After four days of preparation, more than a thousand liters of ayahuasca were produced. In two months, they will have to prepare it again.
treatment in society
But finally, the time comes to leave the guaranteed well-being of the center to face the worldly chaos, the competition, the distrust. It is not uncommon that this step results in relapse. There are no reliable data on the success of the treatment. Mestre Muniz believes that 40% of those who start it reach the end, a figure higher than that of any other center. It is more difficult to know how many of those who finish do not relapse. The independent psychologist Mailton Bernardelli, with a long research background, believes that the success here is greater than in other centers. Many of the patients who have passed through other places before Caminho de Luz also think so. 

But all of them — mestre, therapists, and patients — emphasize that the vegetal alone is not enough. Labor therapy (typical), group meetings (morning and afternoon), discipline (necessary), and an innovation that provides a decisive advantage: the third phase. Mestre Muniz’s estate is divided into two. On one side, isolated by a precarious almost-fence, is the inpatient unit. On the other grows the Sociedade. Patients who do not feel confident to face the outside world, who have no housing, work, or family support, stay in some of the small houses built around the preparo house by the mestre and given to his pupils. 

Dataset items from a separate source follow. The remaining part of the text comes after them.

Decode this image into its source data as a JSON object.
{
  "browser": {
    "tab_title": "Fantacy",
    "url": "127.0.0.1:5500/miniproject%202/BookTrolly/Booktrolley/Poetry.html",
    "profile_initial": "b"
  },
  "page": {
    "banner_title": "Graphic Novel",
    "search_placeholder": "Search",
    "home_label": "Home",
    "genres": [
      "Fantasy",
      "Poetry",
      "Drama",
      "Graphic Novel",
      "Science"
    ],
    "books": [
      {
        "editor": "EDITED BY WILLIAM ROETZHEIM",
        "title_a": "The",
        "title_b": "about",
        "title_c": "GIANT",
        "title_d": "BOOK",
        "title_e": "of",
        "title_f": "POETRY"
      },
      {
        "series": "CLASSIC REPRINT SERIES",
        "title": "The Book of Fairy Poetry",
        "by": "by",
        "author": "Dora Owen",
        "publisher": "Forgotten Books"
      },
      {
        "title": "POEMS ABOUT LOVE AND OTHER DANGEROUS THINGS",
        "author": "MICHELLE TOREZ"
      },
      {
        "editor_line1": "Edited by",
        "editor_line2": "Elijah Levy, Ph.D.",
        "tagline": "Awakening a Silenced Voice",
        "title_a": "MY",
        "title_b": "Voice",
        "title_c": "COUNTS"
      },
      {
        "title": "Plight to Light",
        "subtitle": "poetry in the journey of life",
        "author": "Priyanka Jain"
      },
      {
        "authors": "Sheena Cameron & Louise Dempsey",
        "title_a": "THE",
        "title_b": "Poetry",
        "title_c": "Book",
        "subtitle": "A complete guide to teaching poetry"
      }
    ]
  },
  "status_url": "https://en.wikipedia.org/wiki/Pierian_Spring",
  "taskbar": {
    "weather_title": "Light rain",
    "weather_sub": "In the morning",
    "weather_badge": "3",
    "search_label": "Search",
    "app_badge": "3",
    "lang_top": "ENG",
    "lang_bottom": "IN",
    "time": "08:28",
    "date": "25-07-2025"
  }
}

“The problem with therapeutic communities,” explains Muniz, “is that they are completely closed, and once the treatment is over, completely open. Here that reintegration is progressive. In legal terms, this third phase would be a semi-open regime. They are going, they are coming back, they are still being cared for, so that they return to society safely.” Support and shelter continue to be guaranteed by the mestre, although most residents in the Sociedade find more or less regular work. Some never leave the Sociedade, form their families, and remain close to the vegetal, always available when anxiety strikes, surrounded by people who understand and care for them. A small society, a big family, a charismatic leader, a wonderful remedy. Caminho de Luz is proof that healing cannot be reduced to techniques on paper nor to molecules in the bloodstream.